Damit die Social Story funktioniert, hat sich folgende Methodik als sinnvoll erwiesen:
- Entdecken: Die Therapeutin sammelt die für die Geschichte relevanten Informationen.
- Aufbau: Es gibt einen Titel, der das Kind direkt mit Namen anspricht (für wen ist die Story?). Danach folgt der klassische Aufbau Einführung, Hauptteil, Ende.
- Format: Die Geschichte muss so präsentiert werden, dass sie das Kind gut annehmen kann. Die Kombination von Bild und Text hat sich bewährt. Häufig sind Fotos sinnvoll, die die tatsächliche Umgebung des Kindes zeigen.
- Wortwahl: Die Ansprache sollte in der 1. oder 3. Person erfolgen, die Formulierungen sind positiv.
- Storyline: Die Geschichte kann gut mithilfe der W-Fragen entwickelt werden: Wer macht was wann mit wem wo?
- Sätze: Die Sätze sind beschreibend, bestätigend, kurz und klar formuliert.
Methodik Sensory Story
Sensory Stories sind eine Weiterentwicklung von Social Stories und helfen insbesondere Kindern, die Reize anderes verarbeiten als sogenannte neurotypische Menschen. Unter solchen sensorischen Modulationsstörungen leiden vor allem Kinder mit Autismus-Spektrum-Störungen. Sensorische Reize nehmen sie häufig viel intensiver wahr. So kann beispielsweise bereits normales Sonnenlicht zu Missempfindungen führen, als zu grell oder sogar schmerzhaft wahrgenommen werden. Auch leichte taktile Reize werden unangenehm empfunden und fördern Unruhe und andere Hyperreaktionen. Deshalb liegt der Fokus von Sensory Stories darauf, dem autistischen Kind Lösungen zur Verfügung zu stellen, wie es mit Missempfindungen und Reizüberflutungen umgehen kann, ohne dass es die aktuelle Betätigung beendet. Denn häufig leiden autistische Kinder darunter, dass sie aufgrund ihrer Modulationsprobleme Tätigkeiten und Kontaktsituationen abbrechen müssen.

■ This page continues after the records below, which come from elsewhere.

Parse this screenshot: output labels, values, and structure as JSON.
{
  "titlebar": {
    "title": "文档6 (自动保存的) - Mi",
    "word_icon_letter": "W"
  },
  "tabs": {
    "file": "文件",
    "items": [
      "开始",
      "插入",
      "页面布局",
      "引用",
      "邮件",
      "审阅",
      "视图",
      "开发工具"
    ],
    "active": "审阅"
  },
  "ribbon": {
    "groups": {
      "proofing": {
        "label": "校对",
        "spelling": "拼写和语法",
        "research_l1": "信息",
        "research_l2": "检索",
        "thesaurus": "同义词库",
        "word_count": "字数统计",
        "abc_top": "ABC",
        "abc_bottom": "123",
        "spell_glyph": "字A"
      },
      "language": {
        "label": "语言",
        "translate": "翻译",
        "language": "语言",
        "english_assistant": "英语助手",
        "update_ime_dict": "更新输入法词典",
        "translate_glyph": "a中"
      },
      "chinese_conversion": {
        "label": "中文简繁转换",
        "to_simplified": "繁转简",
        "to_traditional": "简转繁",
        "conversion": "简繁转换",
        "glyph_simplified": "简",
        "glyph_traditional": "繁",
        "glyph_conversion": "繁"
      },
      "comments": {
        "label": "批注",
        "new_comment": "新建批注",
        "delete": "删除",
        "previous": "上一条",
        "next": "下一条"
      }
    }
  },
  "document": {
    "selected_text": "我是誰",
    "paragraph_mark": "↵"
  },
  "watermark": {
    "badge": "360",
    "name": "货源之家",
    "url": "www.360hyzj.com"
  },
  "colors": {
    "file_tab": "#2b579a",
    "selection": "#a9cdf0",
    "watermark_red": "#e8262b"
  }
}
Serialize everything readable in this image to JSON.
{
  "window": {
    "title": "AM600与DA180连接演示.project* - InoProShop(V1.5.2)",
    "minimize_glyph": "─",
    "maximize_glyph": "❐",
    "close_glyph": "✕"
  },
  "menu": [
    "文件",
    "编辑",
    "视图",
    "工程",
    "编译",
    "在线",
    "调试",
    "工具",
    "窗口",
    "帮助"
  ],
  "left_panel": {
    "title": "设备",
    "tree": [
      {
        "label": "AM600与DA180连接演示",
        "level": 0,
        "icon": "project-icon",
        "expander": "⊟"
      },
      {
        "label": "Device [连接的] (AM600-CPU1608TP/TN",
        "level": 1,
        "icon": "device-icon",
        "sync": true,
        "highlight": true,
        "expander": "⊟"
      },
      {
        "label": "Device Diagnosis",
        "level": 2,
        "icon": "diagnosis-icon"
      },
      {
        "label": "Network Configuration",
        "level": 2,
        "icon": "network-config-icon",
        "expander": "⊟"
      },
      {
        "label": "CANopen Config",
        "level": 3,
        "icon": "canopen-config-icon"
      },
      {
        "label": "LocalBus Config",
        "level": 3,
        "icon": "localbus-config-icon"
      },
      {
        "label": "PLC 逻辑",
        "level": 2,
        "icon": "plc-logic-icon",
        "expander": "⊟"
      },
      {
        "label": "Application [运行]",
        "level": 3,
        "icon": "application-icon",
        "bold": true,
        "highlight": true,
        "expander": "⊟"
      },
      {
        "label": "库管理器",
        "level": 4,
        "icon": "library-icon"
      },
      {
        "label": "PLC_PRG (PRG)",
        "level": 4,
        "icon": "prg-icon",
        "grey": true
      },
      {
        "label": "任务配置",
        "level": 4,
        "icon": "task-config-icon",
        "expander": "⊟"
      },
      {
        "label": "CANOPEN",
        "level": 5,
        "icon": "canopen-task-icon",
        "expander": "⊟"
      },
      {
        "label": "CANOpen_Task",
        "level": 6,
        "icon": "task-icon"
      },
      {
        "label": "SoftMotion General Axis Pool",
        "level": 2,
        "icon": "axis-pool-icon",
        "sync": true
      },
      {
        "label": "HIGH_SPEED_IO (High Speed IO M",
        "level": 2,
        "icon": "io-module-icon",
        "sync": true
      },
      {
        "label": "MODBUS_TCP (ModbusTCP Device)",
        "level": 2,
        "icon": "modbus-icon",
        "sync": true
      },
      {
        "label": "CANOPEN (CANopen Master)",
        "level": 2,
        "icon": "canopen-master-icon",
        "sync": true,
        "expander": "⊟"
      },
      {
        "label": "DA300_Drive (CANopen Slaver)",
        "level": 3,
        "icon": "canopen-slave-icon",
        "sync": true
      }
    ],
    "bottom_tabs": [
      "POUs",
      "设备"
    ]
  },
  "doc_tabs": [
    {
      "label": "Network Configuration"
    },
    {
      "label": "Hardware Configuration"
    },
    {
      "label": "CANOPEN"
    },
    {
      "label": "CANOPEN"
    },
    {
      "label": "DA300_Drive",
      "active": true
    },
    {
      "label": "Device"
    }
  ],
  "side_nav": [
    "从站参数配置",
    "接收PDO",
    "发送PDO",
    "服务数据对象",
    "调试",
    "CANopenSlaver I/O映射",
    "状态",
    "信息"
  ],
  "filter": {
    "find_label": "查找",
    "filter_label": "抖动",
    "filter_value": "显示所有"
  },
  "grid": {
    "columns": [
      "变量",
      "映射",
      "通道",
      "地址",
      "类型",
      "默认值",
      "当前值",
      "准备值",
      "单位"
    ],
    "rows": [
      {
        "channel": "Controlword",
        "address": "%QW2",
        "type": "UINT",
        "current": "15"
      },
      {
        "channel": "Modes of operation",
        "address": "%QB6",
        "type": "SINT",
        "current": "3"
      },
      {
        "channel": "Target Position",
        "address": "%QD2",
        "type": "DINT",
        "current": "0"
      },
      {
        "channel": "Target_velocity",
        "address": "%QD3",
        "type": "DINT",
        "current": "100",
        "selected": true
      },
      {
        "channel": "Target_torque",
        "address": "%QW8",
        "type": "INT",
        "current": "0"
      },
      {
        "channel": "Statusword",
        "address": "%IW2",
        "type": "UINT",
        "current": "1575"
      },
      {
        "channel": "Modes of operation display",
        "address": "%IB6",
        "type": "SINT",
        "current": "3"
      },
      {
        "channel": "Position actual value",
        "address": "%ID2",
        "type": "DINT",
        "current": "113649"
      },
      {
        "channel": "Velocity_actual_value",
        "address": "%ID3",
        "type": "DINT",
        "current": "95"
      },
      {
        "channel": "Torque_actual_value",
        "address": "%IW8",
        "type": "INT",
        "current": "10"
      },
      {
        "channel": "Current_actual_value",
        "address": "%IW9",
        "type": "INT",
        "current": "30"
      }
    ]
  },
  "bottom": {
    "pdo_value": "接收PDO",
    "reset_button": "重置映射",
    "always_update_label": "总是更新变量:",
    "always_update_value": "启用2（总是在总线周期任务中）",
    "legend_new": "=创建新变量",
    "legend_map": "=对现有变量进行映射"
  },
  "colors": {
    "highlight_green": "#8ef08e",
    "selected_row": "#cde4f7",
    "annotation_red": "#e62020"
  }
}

Die Schlüsselkomponenten der Sensory Stories sind:
- Einführung in die konkrete Situation der sensorischen Erfahrung.
- Identifikation mit den Schwierigkeiten, die mit dieser Situation zusammenhängen.
- Eingeständnis, dass diese Situation schwierig ist.
- Erläuterung der Situation. Was macht es so schwierig?
- Entwicklung einer Strategie, die für das Kind gut umsetzbar ist.
- Positives, wertschätzendes Ende. Dabei wird vermittelt, dass es reicht, wenn das Kind versucht, die Strategie anzuwenden. Erfolg ist nicht dadurch gekennzeichnet, dass die Strategie der Story genauso umgesetzt wird, sondern, dass das Kind den Versuch dazu unternimmt. Das ist ein wichtiger Punkt, um Leistungsdruck zu mindern.
Resümee
Was mir besonders an Andrea Hasselbuschs und Astrid Baumgartens Vortrag gefallen hat, war das Ziel, das sie mit Social und Sensory Stories erreichen wollen:
"Eine Gesellschaft, die autismusfreundlicher wird."
Stories als Wegbereiter für gesellschaftliche Veränderungen: toll!